Who I Am:
I’m a philosopher. No, seriously, I am. What can I say, we all make poor career choices at one time or another. I’m also a crafter, seamstress, embroideress, and fiber-arts enthusiast. I am loyal servant and kibble-provider to my canine companion, and once spent $80 on a dog bed and am not ashamed of it. I have no problem with making my home into a fire-trap by feeding my book addiction. I also covet and collect audiobooks, perfect for those times when covert-novel-reading is required. I used to live in the far north of Canada, in the Yukon Territory, even though I hate cold weather. I love all things fuzzy-animal-realted, as well as anything victoriana, vintage, steampunk and quirky. I like every colour except brown and gray (unless they’re sparkly). I have an extensive collection of children’s books because they make me smile, and not because I have any children to read them to. I am a serial-first-dater: I find myself uncomfortable and bored by the middle of a first date and never call back. I am mostly unaware of my surroundings, in that I notice birds and trees and oddly-shaped clouds much more than I notice people or street signs. This is the cause of my oft-worn expression of bemusement, and my reliance on GPS.
I’m also a C. Diff. survivor. If you don’t know what that is, check out my story on this blog. Suffice it to say, the life-threatening infection I thought I had beat causes me enough problems years later to result in constant pain, extreme abdominal swelling, food intolerance, and unemployment. At my wit’s end, I turned to that great and ever-expanding repository of folk-wisdom and pseudo-scientific fact: the internet. The advice so magnanimously given was to try the BRAT diet, the Allergy-Elimination diet, the IBS-friendly diet, the Atkins diet, the Medditerranian diet, the Gluten-Free (or Everything-Is-Gritty) diet, the Vegan diet and the “I’m-So-Frustrated-With-Diets-I’m-Going-To-Eat-Marshmallow-Cookies-For-Every-Meal” diet. Interestingly, none of these worked, which is surprising given that marshmallow cookies always seem like a good idea.
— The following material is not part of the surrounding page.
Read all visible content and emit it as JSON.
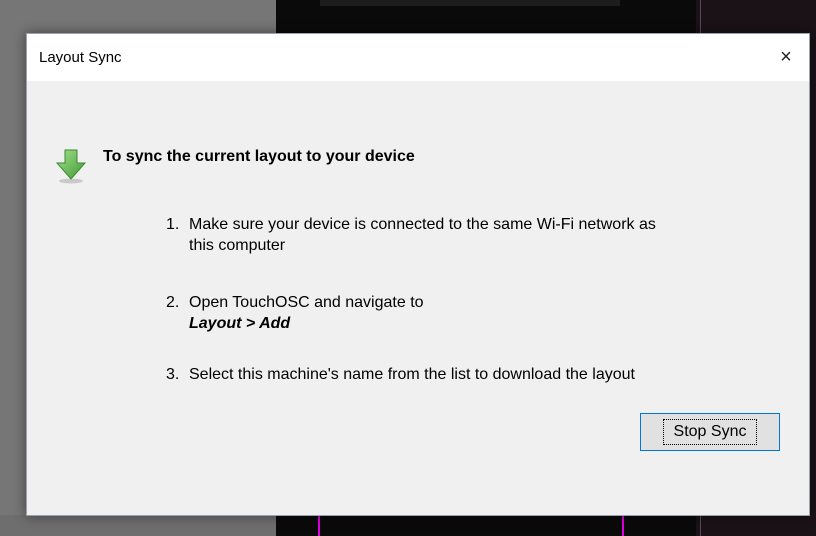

The other thing I found on the internet was a growing number of people diagnosed with C.Diff. that had been left by the medical community to try to figure out how to manage their lingering symptoms on their own. I found people in situations just like mine and worse, frantically searching for answers. And I found a lot of C.Diff. sufferers and survivors repeating the refrain “I feel so alone.”
This blog will be a record of my attempts at figuring out how to live after C.Diff., as well as an understanding ear for those experiencing a life affected by C. Diff. I’ll do my best, record my failures, triumphs and adjustments, and let you know what works for me. There will undoubtedly also be random posts of sheer happiness, blah-ness, and possibly despair – depending on my mood. Wish me luck!